Sudarshan Mondal loves making images and the creative process it involves. He photographs mundane things, people on streets, landscapes, nature, and travel; both in color and black & white. Born and brought up in a village in West Bengal, Sudarshan studied electrical engineering, and now works in a multinational software firm. He has been fortunate enough to spend a good extent of time on his personal photo projects, travelling, and collaborating with fellow photographers since 2010. He has worked and lived in London, Dallas, and New York City, and currently resides in Kolkata. Spending time in different cities across the globe gave him an opportunity to get acquainted with people of varied cultures and nationalities. Through his photographic endeavor, he tries to establish a sense of time, look at the world in a different perspective, and sometimes depicts his own state of mind. His quest for new experience compelled him to continually evolve his thought process, while remembering the importance of carrying a camera with humor, compassion and curiosity.

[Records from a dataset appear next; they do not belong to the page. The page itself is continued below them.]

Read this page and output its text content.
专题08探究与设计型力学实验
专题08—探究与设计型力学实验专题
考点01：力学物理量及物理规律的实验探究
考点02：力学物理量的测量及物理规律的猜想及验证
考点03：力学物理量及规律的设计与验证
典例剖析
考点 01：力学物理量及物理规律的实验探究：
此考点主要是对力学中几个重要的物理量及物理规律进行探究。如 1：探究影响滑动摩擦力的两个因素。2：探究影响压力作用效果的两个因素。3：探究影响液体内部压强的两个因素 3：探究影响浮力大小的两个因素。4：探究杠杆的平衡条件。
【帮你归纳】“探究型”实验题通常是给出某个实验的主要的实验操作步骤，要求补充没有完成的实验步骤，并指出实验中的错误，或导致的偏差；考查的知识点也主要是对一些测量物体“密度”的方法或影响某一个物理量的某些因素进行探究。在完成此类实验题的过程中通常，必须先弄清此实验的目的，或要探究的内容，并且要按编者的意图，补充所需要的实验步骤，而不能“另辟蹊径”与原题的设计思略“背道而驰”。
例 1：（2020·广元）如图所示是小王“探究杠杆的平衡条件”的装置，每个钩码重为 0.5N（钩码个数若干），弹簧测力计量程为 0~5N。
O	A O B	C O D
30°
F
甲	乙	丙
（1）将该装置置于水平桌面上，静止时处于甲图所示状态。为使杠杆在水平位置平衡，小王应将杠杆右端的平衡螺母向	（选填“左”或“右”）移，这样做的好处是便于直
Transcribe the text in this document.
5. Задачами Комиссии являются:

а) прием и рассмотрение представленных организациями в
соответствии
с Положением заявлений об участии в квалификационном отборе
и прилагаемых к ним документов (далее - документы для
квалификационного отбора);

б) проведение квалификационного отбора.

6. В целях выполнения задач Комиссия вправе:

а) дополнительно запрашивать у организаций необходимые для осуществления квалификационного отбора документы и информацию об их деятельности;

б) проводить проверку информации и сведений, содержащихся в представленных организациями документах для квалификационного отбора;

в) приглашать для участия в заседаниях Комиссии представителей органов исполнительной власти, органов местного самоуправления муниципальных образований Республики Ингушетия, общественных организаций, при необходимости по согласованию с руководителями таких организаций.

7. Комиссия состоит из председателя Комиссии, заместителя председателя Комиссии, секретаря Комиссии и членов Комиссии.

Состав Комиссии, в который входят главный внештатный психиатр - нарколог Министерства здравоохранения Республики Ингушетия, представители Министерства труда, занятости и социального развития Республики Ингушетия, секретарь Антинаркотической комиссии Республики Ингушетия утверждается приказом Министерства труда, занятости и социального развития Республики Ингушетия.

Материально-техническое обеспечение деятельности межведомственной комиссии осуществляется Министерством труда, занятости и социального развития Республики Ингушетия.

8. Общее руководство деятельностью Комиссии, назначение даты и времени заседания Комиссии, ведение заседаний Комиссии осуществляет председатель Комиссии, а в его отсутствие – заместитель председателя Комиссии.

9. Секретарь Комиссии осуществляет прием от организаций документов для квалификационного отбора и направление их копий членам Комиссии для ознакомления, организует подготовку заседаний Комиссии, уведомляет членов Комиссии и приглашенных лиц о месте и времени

To view more of his work kindly visit his website www.sudarshanmondal.com
As told to Unnati Sagar
How, why and when did you decide to take up photography professionally, in spite of having an established career as an engineer?

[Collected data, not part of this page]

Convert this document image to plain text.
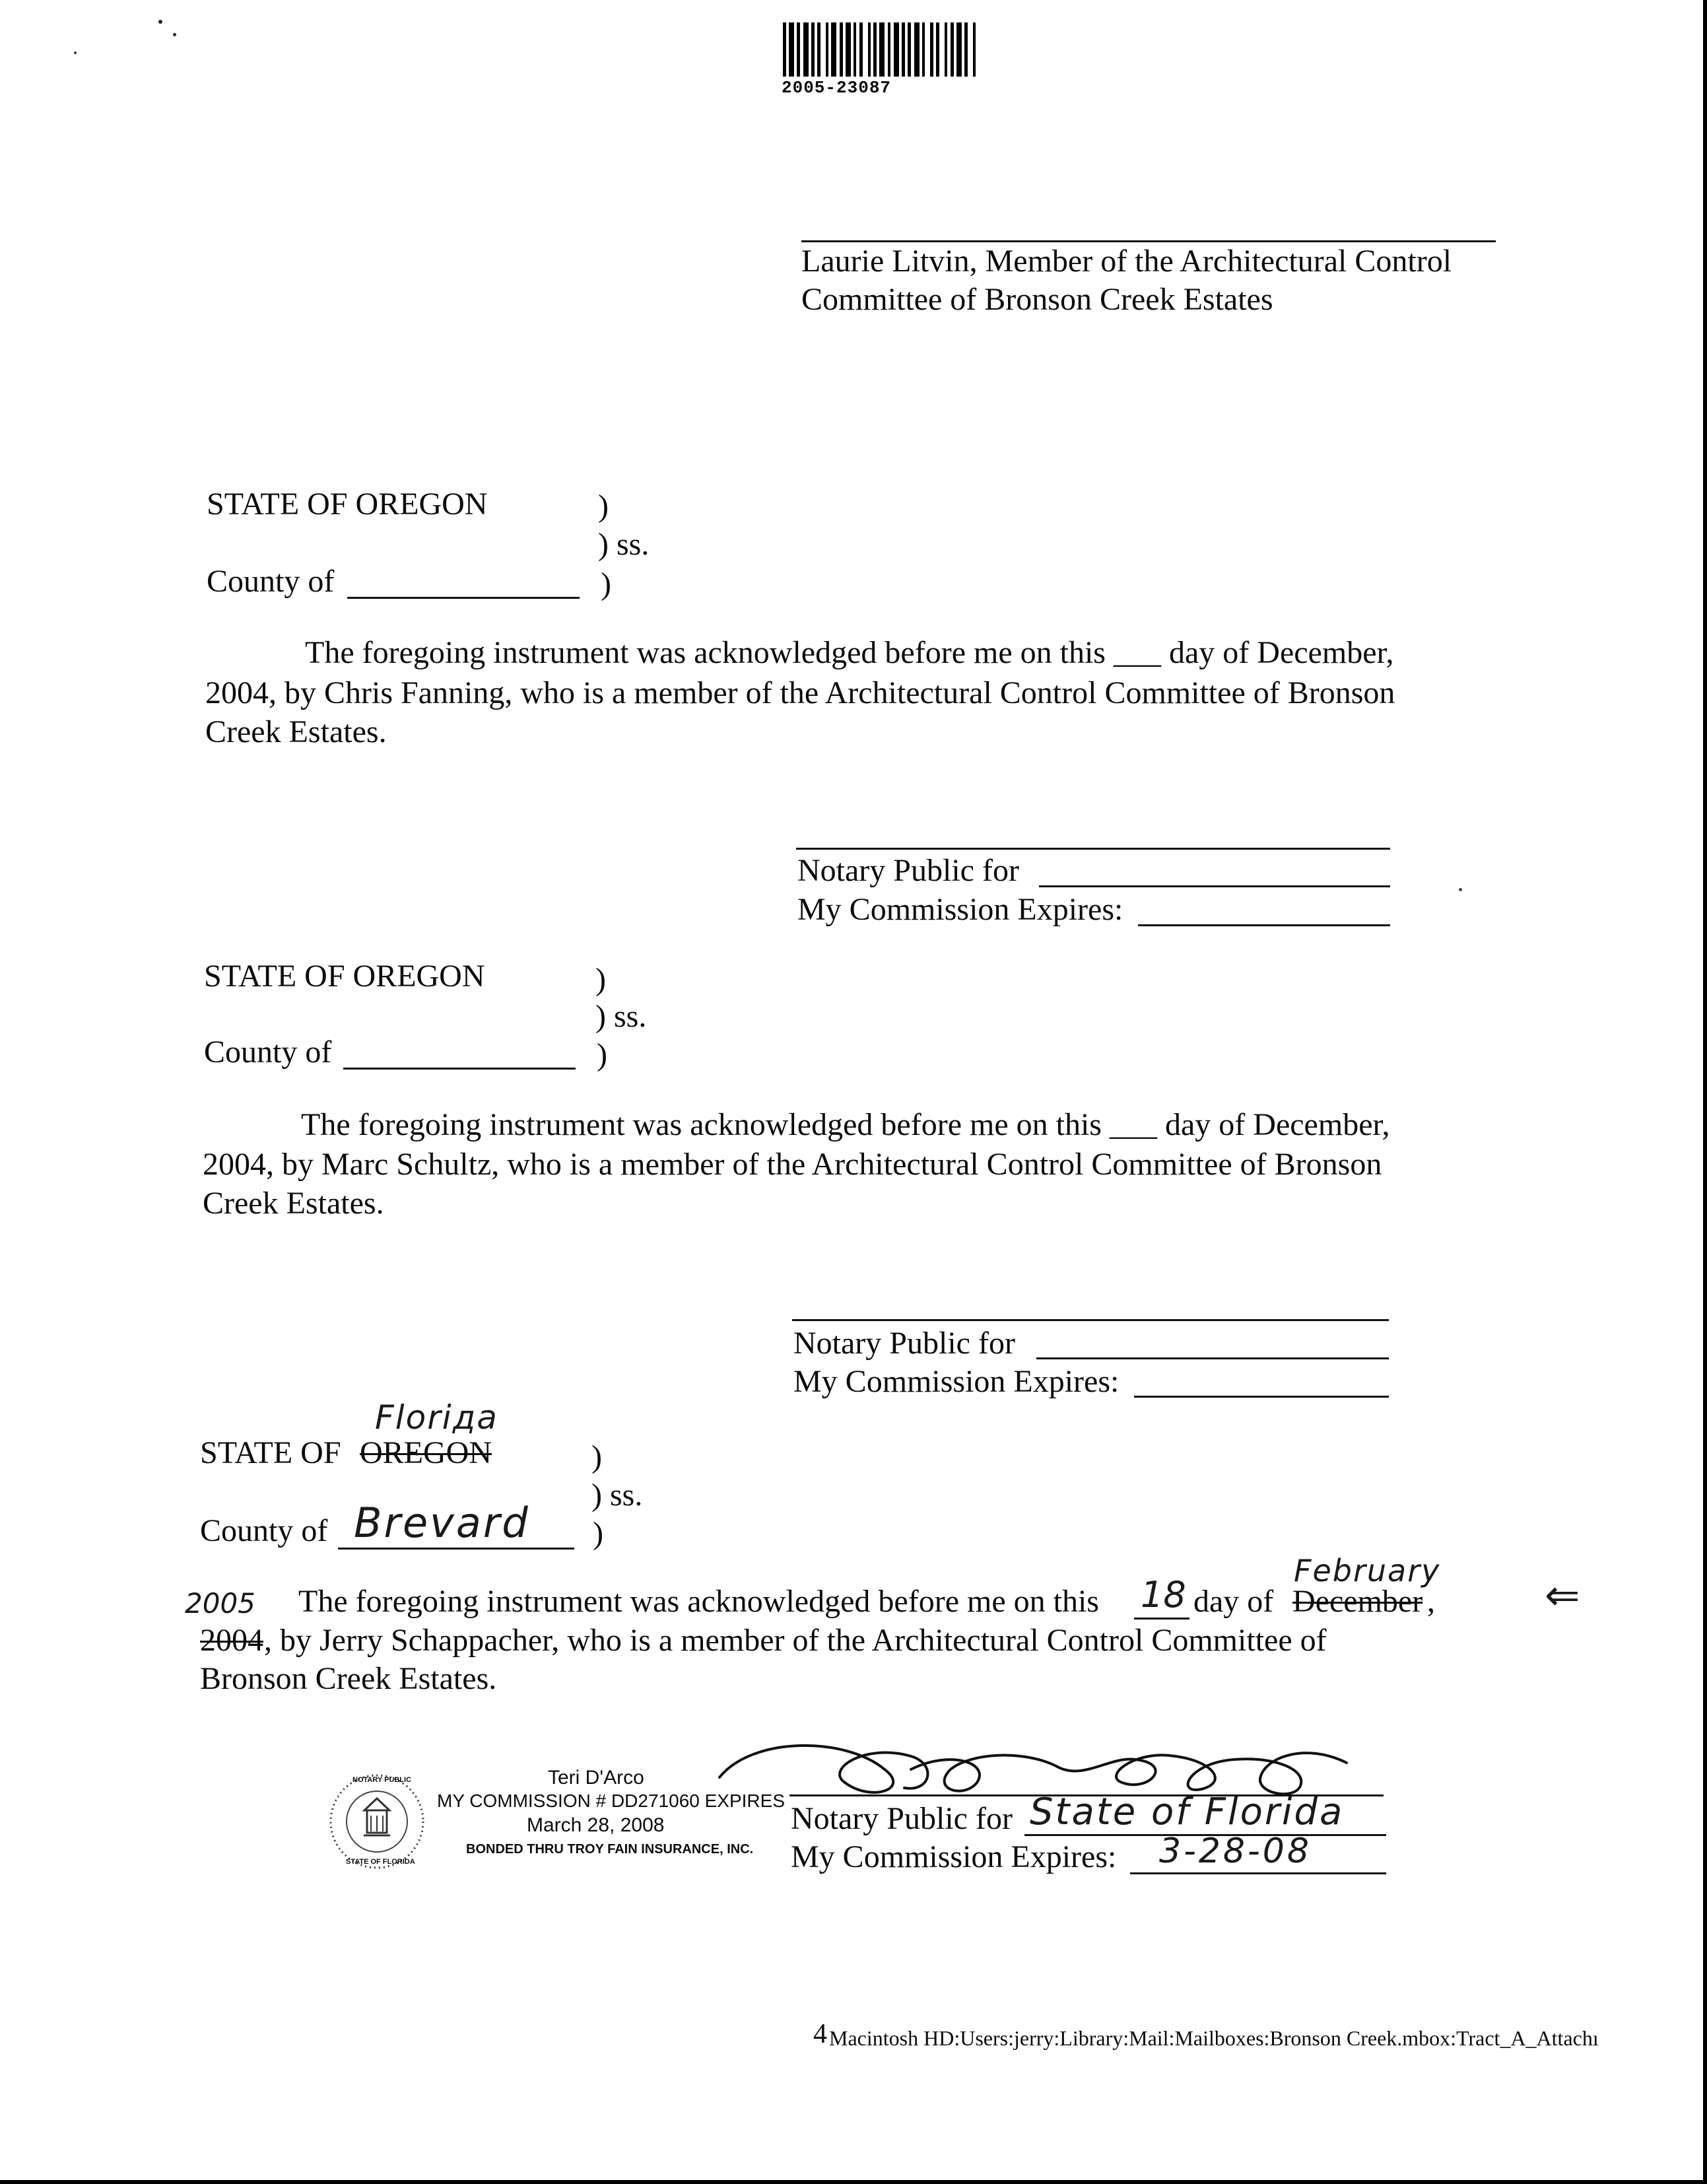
2005-23087
Laurie Litvin, Member of the Architectural Control
Committee of Bronson Creek Estates
STATE OF OREGON	)
) ss.
County of	)
The foregoing instrument was acknowledged before me on this ___ day of December,
2004, by Chris Fanning, who is a member of the Architectural Control Committee of Bronson
Creek Estates.
Notary Public for
My Commission Expires:
STATE OF OREGON	)
) ss.
County of	)
The foregoing instrument was acknowledged before me on this ___ day of December,
2004, by Marc Schultz, who is a member of the Architectural Control Committee of Bronson
Creek Estates.
Notary Public for
My Commission Expires:
Floriда
STATE OF OREGON	)
) ss.
County of Brevard )
February
2005 The foregoing instrument was acknowledged before me on this 18 day of December ,	⇐
2004 , by Jerry Schappacher, who is a member of the Architectural Control Committee of
Bronson Creek Estates.
NOTARY PUBLIC
STATE OF FLORIDA
Teri D'Arco
MY COMMISSION # DD271060 EXPIRES
March 28, 2008
BONDED THRU TROY FAIN INSURANCE, INC.
Notary Public for State of Florida
My Commission Expires: 3-28-08
4 Macintosh HD:Users:jerry:Library:Mail:Mailboxes:Bronson Creek.mbox:Tract_A_Attachı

First of all I must say that I am very grateful to the Smart Photography team for giving me an opportunity to showcase my work in your esteemed magazine. I started pursuing photography seriously around 6 years back when I got my D-SLR. Since then, I have been devoted to photography. Initially, I didn’t have a plan. But now, at this stage, I have been focussing on long term photography projects, mostly personal in nature. Although, I haven’t yet decided to give away my job as a software consultant, I do hope to completely immerse into photography as a career and work on full time basis. As of now, I have been managing to work and photograph intermittently.

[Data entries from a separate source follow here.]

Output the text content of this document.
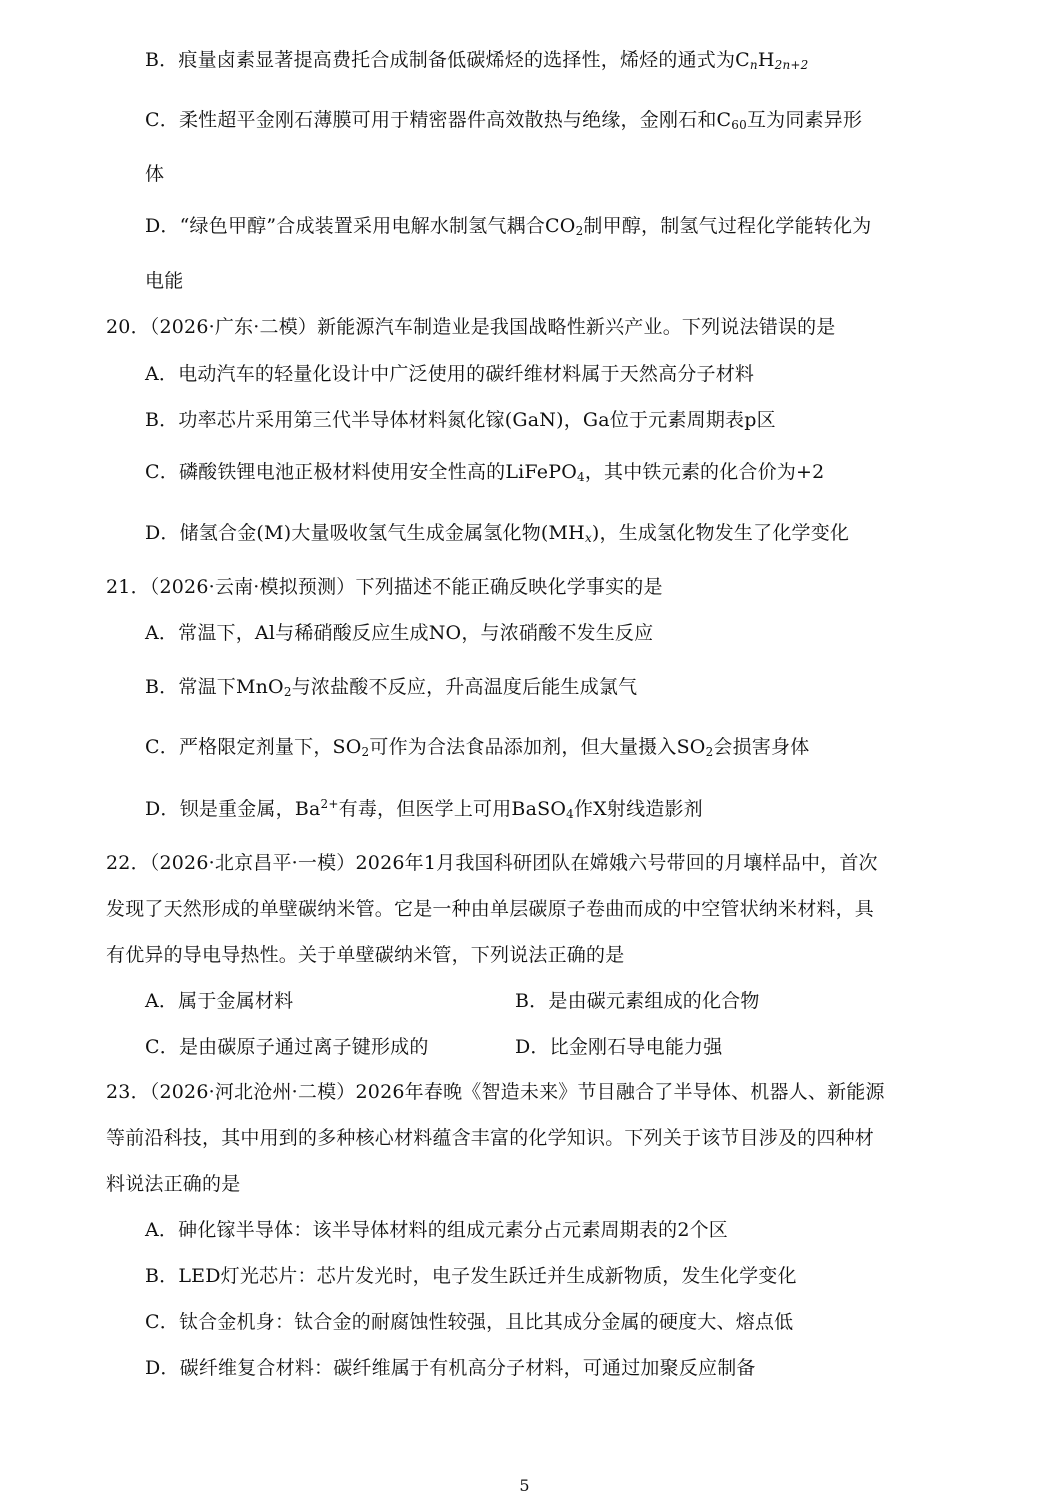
B．痕量卤素显著提高费托合成制备低碳烯烃的选择性，烯烃的通式为$C_nH_{2n+2}$
C．柔性超平金刚石薄膜可用于精密器件高效散热与绝缘，金刚石和$C_{60}$互为同素异形
体
D．“绿色甲醇”合成装置采用电解水制氢气耦合$CO_2$制甲醇，制氢气过程化学能转化为
电能
20．（2026·广东·二模）新能源汽车制造业是我国战略性新兴产业。下列说法错误的是
A．电动汽车的轻量化设计中广泛使用的碳纤维材料属于天然高分子材料
B．功率芯片采用第三代半导体材料氮化镓(GaN)，Ga位于元素周期表p区
C．磷酸铁锂电池正极材料使用安全性高的LiFePO$_4$，其中铁元素的化合价为+2
D．储氢合金(M)大量吸收氢气生成金属氢化物$(MH_x)$，生成氢化物发生了化学变化
21．（2026·云南·模拟预测）下列描述不能正确反映化学事实的是
A．常温下，Al与稀硝酸反应生成NO，与浓硝酸不发生反应
B．常温下MnO$_2$与浓盐酸不反应，升高温度后能生成氯气
C．严格限定剂量下，$SO_2$可作为合法食品添加剂，但大量摄入$SO_2$会损害身体
D．钡是重金属，$Ba^{2+}$有毒，但医学上可用BaSO$_4$作X射线造影剂
22．（2026·北京昌平·一模）2026年1月我国科研团队在嫦娥六号带回的月壤样品中，首次
发现了天然形成的单壁碳纳米管。它是一种由单层碳原子卷曲而成的中空管状纳米材料，具
有优异的导电导热性。关于单壁碳纳米管，下列说法正确的是
A．属于金属材料	B．是由碳元素组成的化合物
C．是由碳原子通过离子键形成的	D．比金刚石导电能力强
23．（2026·河北沧州·二模）2026年春晚《智造未来》节目融合了半导体、机器人、新能源
等前沿科技，其中用到的多种核心材料蕴含丰富的化学知识。下列关于该节目涉及的四种材
料说法正确的是
A．砷化镓半导体：该半导体材料的组成元素分占元素周期表的2个区
B．LED灯光芯片：芯片发光时，电子发生跃迁并生成新物质，发生化学变化
C．钛合金机身：钛合金的耐腐蚀性较强，且比其成分金属的硬度大、熔点低
D．碳纤维复合材料：碳纤维属于有机高分子材料，可通过加聚反应制备
5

What are your personal favourite genres of photography? And how different are the themes of your personal projects from the commercial projects?
If you see my whole portfolio (at www. sudarshanmondal.com), you will have a clear picture that I am a cross genre photographer. And I am more or less comfortable with 16 mm to 200 mm focal range. I shoot nature, landscape as well as people. But, if I need to choose one particular genre, I would say it is People Photography, taking portraits of people from different social background. I enjoy the entire process of taking an image of a person. I love listening to their stories, the situations they go through, and try to understand the person as a whole, try to assess their personality and make a serious effort to put that in my photograph. As these days most us have a camera in our hands; be it a D-SLR, a mirrorless or even a mobile phone camera, it challenges us to create more compelling and innovative work of art. I choose and work on photographic subjects which I enjoy, love and which comes directly from within me. I normally do not care much about the acceptability of my work, but I do try to keep it fresh, refreshing, fit for the photographic media. My personal work, to some extent, depicts a totality of me in some way or the other and I work on it with a conscious effort. But for commercial photography for some other organization or people, I give more emphasis on the requirement and need of the job and the client’s expectations.
How important is it for the photographers today to master the art of colour management and post processing of images?
I have been completely involved into digital photography since the beginning and I have always preferred to shoot in RAW file format. Post processing is an essential part of digital photography workflow. It starts from renaming the camera image files, putting those in a folder with correct nomenclature, key-wording an image file, geo-tagging and adding mandatory metadata like creator name and signature information. And finally based on the motive and intention of the image, we need to process the RAW file to make it a final one. In my current workflow, 90% of the photo files manageme nt and post processing is done using Adobe Lightroom and the rest with Photoshop. As a serious photography practitioner, I do believe that the knowledge of basic colour management is very important. Before going ahead, we need to make sure that the monitor we are working on is a calibrated one. I have always worked on a calibrated monitor. If I am not sure what the true colours are, how can I evaluate the colours while doing my post processing adjustments? Also, the printer colour output and monitor colour have to be in sync, so that what you see on the monitor appears exactly in the final print. Brilliant post processing gives life to a photograph. The right white balance, contrast, brightness, sharpness and colour saturation are vital aspects in a professional grade image. However, it is worth mentioning that content of the image is far more important than anything else. Content comes first and the rest follows. By content, I mean the inherent meaning of a photograph, the purpose and the intention behind the image. If the content is weak and does not convey much to the viewers, but you have all brilliant post processing techniques applied to it, it still remains to be a mediocre image. So, once you have the right content, based on the intention of the image and the message or the expression you want to convey, you can process the image accordingly. Understanding the whole process ofit is an integral part of learning digital photography.